With a Little Help from My Friends

“Henceforth [i.e., from the 1870s], Grieg was the Norwegian composer in the eyes of Europe and America; and, as always, it was reception, not immanent content or character—consumption, not production—that proved decisive in making him so.” (III, 818, emphasis in original)

Consumption, not production. This is a radical up-ending of the 19th-century nationalist narrative (see my recent post on Elgar). It’s supposed to matter where you’re from (production), not how you’re marketed (consumption). But Taruskin is right on this one. Has any composer entered the canon without the benefit of a highly influential advocate, whether of their own time or later in history?


  1. Kathy Abromeit says:

    Hi Mark and Zach,
    My name is Kathy Abromeit, and I’m a music librarian at Oberlin. I mentioned to Claudia Macdonald, musicologist at Oberlin, that I am reviewing OHWM Online for Choice, and she sent me the url for your blog. It’s a fabulous blog. I will most certainly chime in after my review is due to check on your progress. If you have anything you’d like to point out for consideration in my review, please be in touch!

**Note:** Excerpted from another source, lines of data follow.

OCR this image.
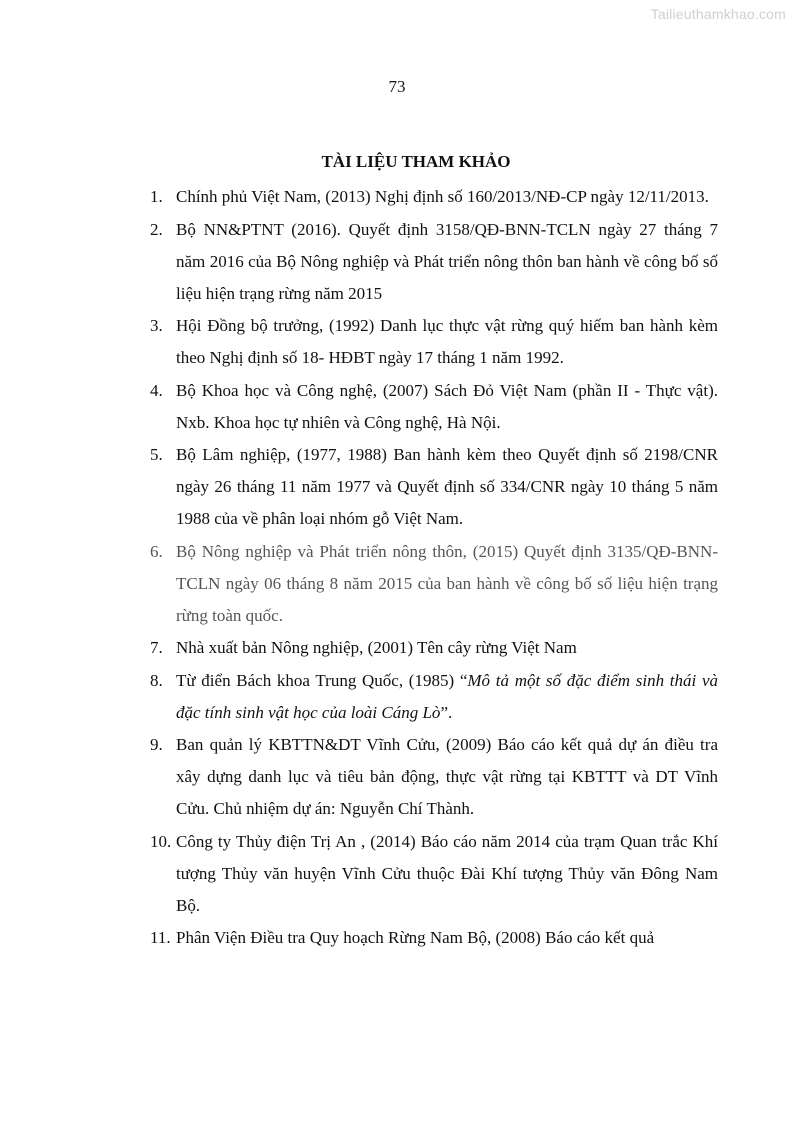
Tailieuthamkhao.com
73
TÀI LIỆU THAM KHẢO
1. Chính phủ Việt Nam, (2013) Nghị định số 160/2013/NĐ-CP ngày 12/11/2013.
2. Bộ NN&PTNT (2016). Quyết định 3158/QĐ-BNN-TCLN ngày 27 tháng 7 năm 2016 của Bộ Nông nghiệp và Phát triển nông thôn ban hành về công bố số liệu hiện trạng rừng năm 2015
3. Hội Đồng bộ trưởng, (1992) Danh lục thực vật rừng quý hiếm ban hành kèm theo Nghị định số 18- HĐBT ngày 17 tháng 1 năm 1992.
4. Bộ Khoa học và Công nghệ, (2007) Sách Đỏ Việt Nam (phần II - Thực vật). Nxb. Khoa học tự nhiên và Công nghệ, Hà Nội.
5. Bộ Lâm nghiệp, (1977, 1988) Ban hành kèm theo Quyết định số 2198/CNR ngày 26 tháng 11 năm 1977 và Quyết định số 334/CNR ngày 10 tháng 5 năm 1988 của về phân loại nhóm gỗ Việt Nam.
6. Bộ Nông nghiệp và Phát triển nông thôn, (2015) Quyết định 3135/QĐ-BNN-TCLN ngày 06 tháng 8 năm 2015 của ban hành về công bố số liệu hiện trạng rừng toàn quốc.
7. Nhà xuất bản Nông nghiệp, (2001) Tên cây rừng Việt Nam
8. Từ điển Bách khoa Trung Quốc, (1985) “Mô tả một số đặc điểm sinh thái và đặc tính sinh vật học của loài Cáng Lò”.
9. Ban quản lý KBTTN&DT Vĩnh Cửu, (2009) Báo cáo kết quả dự án điều tra xây dựng danh lục và tiêu bản động, thực vật rừng tại KBTTT và DT Vĩnh Cửu. Chủ nhiệm dự án: Nguyễn Chí Thành.
10. Công ty Thủy điện Trị An , (2014) Báo cáo năm 2014 của trạm Quan trắc Khí tượng Thủy văn huyện Vĩnh Cửu thuộc Đài Khí tượng Thủy văn Đông Nam Bộ.
11. Phân Viện Điều tra Quy hoạch Rừng Nam Bộ, (2008) Báo cáo kết quả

    Good luck with your project!

  2. Mark Samples says:

    Dear Kathy,
    Thanks for visiting the blog, and for your kind words! Send us a link to your review when the time comes…

  3. Franklin Cox says:

    Consumption is apparently the greatest virtue of all. Production is a mere trifle. Isn’t this a reflection of our own society’s model for the last generation? Isn’t this what has gotten our economy in trouble?

    It’s important to realize how much of the trendy models being passed around in musicology are simply ways to flatter our own society and lifestyle.

    Of course, every composer now viewed as significant has had advocates. How else would composers continue to be valued after their deaths? But the danger here is unthinkingly applying the marketing model–we know that good marketing can make any product at all saleable, even pet rocks–to an art form, which is far more complex than a target market. Could Dusseck or Hummel have been marketed as successfully as Beethoven? Tia DeNora thinks so. Well, just listen to lots of their music. I would never deny that Dusseck and Hummel were very, very good, and occasionally extraordinary. But I have not heard anything in their music as extraordinary as what Beethoven achieved consistently throughout his career.

    Sometimes its more important to listen to and study music closely and critically than to talk and read about it.

  4. Mark Samples says:

    Thanks for your contribution here, and it brings up an issue that I think is really important.

    You’re right, of course, that snazzy marketing does not a Beethoven make. But that was not my implication—nor Taruskin’s—in the first place. The production/consumption discourse too frequently, in my opinion, is made a matter of virtue and morals. A composer who “panders” to an audience is a charlatan. An indie band that signs with a major label is a “sell out.” These are hairy issues that merit full discussions (and have already inspired many scores of words from scholars, journalists, bloggers).

    But the consumption/production moral dichotomy needs be broken. To talk about consumption is not necessarily to imply that production is unimportant. It is just to discuss the other side of the coin. In the case of the Grieg quote above, it is to explain the process of how he came to be the Grieg of the history books, not how or why he wrote his piano concerto.

    As musicologists, we can’t talk about Western art music without also talking about the context of its reception and historiography. In the twentieth century, this is unquestioningly bound up in the processes of marketing, branding, and commodification. I’m convinced we can talk about these topics without stripping the music of its artistic integrity.